Background: Trauma is the third leading cause of death in the world and the first cause of death among people younger than 44 years. In traumatic patients, especially those who are injured early in the day, arterial blood gas (ABG) is considered a golden standard because it can provide physicians with important information such as detecting the extent of internal injury, especially in the lung. However, measuring these gases by laboratory methods is a time-consuming task in addition to the difficulty of sampling the patient. The equipment needed to measure these gases is also expensive, which is why most hospitals do not have this equipment. Therefore, estimating these gases without clinical trials can save the lives of traumatic patients and accelerate their recovery.
Methods: In this study, a method based on artificial neural networks for the aim of estimation and prediction of arterial blood gas is presented by collecting information about 2280 traumatic patients. In the proposed method, by training a feed-forward backpropagation neural network (FBPNN), the neural network can only predict the amount of these gases from the patient's initial information. The proposed method has been implemented in MATLAB software, and the collected data have tested its accuracy, and its results are presented.

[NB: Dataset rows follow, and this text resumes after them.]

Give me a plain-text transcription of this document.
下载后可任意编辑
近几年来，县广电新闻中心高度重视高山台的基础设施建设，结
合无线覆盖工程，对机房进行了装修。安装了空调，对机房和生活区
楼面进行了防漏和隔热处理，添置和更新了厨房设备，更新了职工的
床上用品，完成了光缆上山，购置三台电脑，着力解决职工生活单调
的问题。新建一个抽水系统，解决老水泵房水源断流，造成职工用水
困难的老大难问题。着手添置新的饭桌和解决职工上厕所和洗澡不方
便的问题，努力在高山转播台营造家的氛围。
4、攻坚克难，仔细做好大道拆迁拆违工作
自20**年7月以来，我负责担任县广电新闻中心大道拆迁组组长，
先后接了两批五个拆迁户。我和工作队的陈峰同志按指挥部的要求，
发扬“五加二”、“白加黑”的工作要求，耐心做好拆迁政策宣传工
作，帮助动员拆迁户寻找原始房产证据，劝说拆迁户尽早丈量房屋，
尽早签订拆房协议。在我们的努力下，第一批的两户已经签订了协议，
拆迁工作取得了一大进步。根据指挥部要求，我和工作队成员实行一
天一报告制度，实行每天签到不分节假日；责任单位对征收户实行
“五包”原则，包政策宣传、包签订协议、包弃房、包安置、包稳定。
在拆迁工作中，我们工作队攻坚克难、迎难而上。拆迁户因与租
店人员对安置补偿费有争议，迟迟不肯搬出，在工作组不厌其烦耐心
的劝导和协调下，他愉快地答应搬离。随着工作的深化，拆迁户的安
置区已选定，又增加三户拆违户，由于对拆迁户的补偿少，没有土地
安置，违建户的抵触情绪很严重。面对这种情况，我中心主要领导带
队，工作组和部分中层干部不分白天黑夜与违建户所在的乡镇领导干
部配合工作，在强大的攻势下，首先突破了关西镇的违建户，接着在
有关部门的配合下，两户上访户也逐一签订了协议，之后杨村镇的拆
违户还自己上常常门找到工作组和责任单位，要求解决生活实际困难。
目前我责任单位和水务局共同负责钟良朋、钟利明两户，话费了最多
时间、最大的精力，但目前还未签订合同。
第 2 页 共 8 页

Results: The results show 87.92% accuracy in predicting arterial blood gas. The predicted arterial blood gases included PH, PCO2, and HCO3, which reported accuracy of 99.06%, 80.27%, and 84.43%, respectively. Therefore, the proposed method has relatively good accuracy in predicting arterial blood gas.
Conclusions: Given that this is the first study to predict arterial blood gas using initial patient information(systolic blood pressure (SBP), diastolic blood pressure (DBP), pulse rate (PR), respiratory rate (RR), and age), and based on the results, the proposed method could be a useful tool in assisting hospital and laboratory specialists, to be used.
Keywords: Arterial Blood Gases, Trauma, Neural Network, Prediction.